Okay. I just wanted to make sure I understand. So, you could use that cash to also repay the bridge loan. Would that reduce the amount of assets you have to sell into the markets? I'm just trying to understand the asset sale program versus also the cash on the balance sheet.
They are fungible. We can repay the asset bridge out of whatever funds we generate. But right now we are color coding the asset sales to repay the CAD6.9 billion that we have drawn on that. So, yes, cash is fungible but the way we are mentally looking at this is that that CAD1.7 billion is there to fund our capital program which is north of CAD7 billion for the year, including Columbia.
Okay. And then the Sur de Texas pipeline, I think you mentioned, Don, that that actually is not part of the package of the assets you're seeing in Mexico. You're selling a minority interest in your position in Mexico but it sounds like that pipeline is not part of that package. Did I hear that commentary crackly?
That is correct.
At the current time, the way we structured that transaction, is, as it were, 60% partner with IEnova. But we did retain the right, a portion of that, as part of the sale package we are have the ability to sell down. 20% of the 60% can be sold to a third party without being involved in the Sempra partnership. So, it can be included, we retain the flexibility, but at the current time we have not included it.

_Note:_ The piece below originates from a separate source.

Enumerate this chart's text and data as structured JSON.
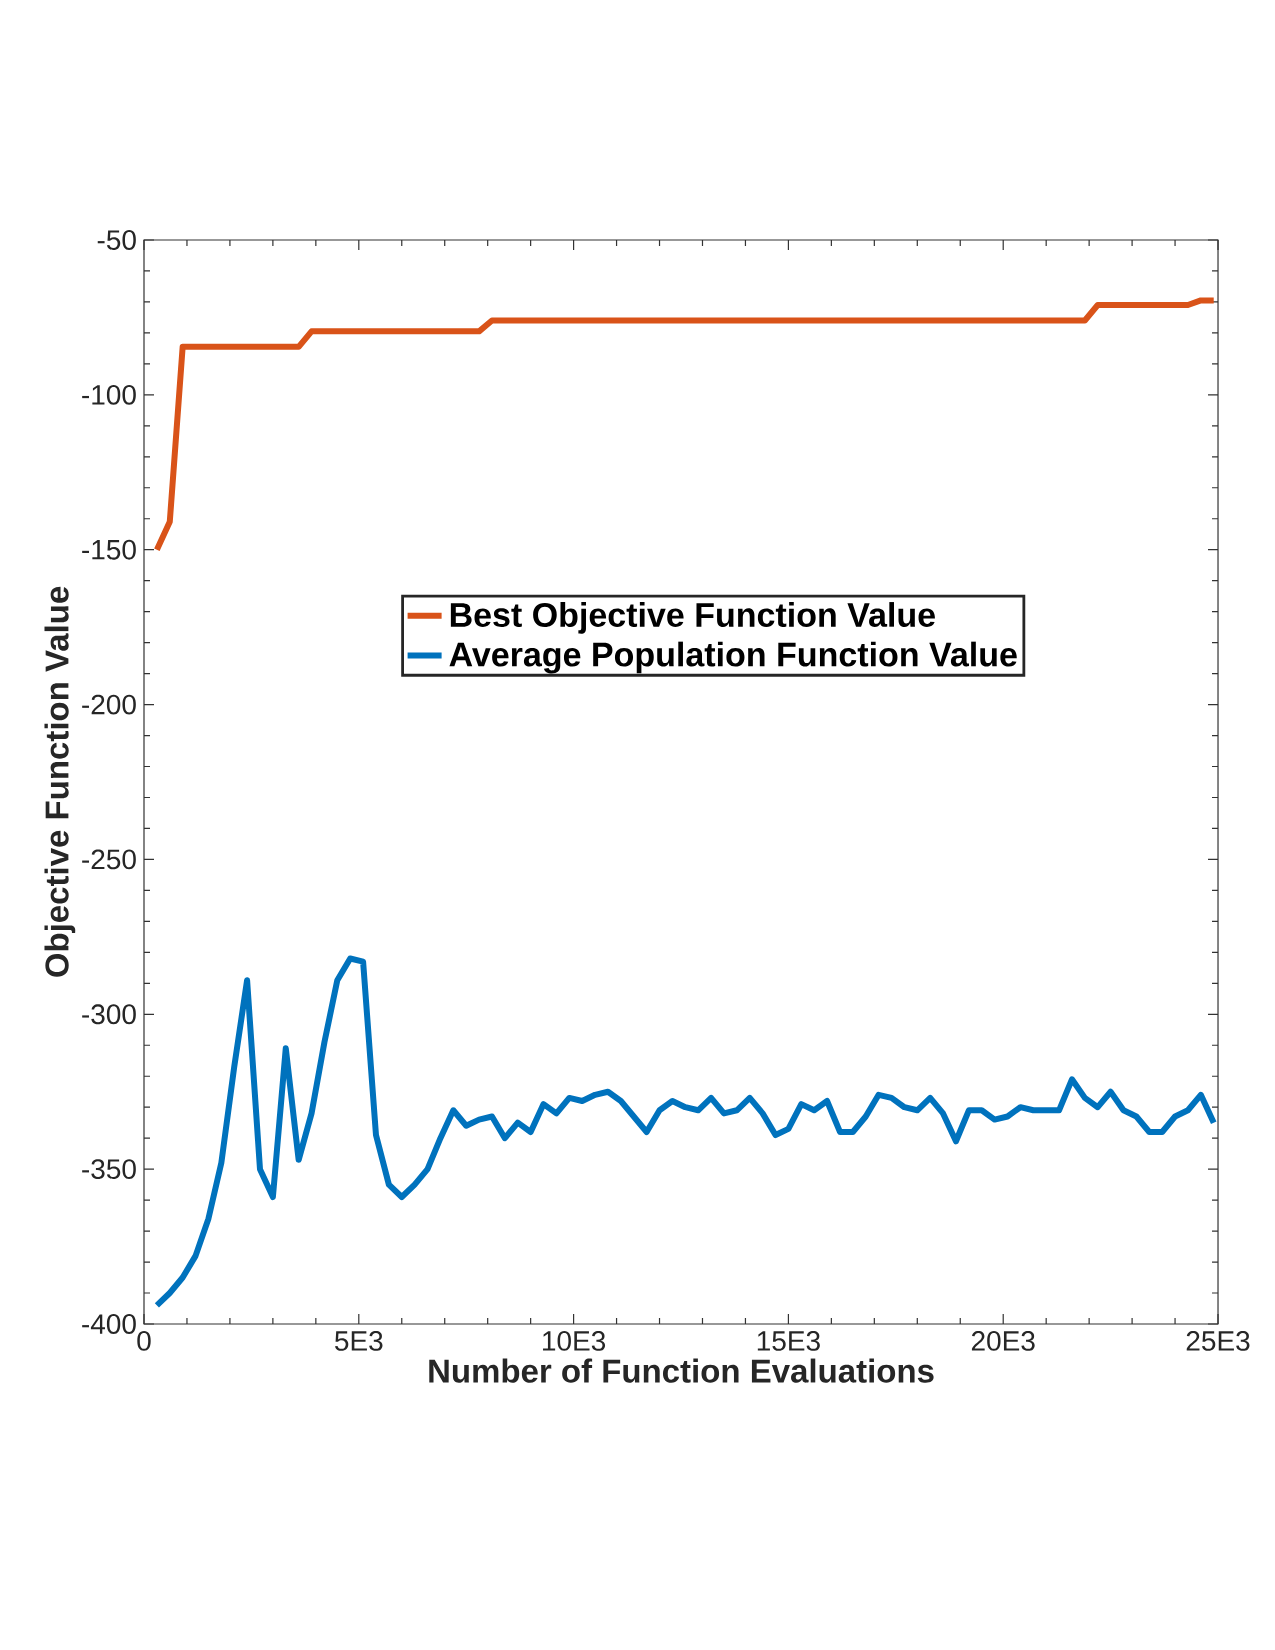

Okay, because I was just trying to understand. The Mexico business I thought was more of a franchise. So, if you sell a minority interest in the franchise it's a business that grows over time. But if there's assets that are carved off, I am just not sure if that impacts the sale process or the evaluation on the sale of the minority interest or not.
Thank you. This concludes today's question-and-answer session. I would like to turn back over to Mr. Moneta.
Thanks very much. We very much appreciate your interest in TransCanada and the time you've taken this morning to participate. We look forward to speaking with you again soon. Bye for now.
Thank you. The conference has now ended. Please disconnect your lines at this time. And we thank you for your participation.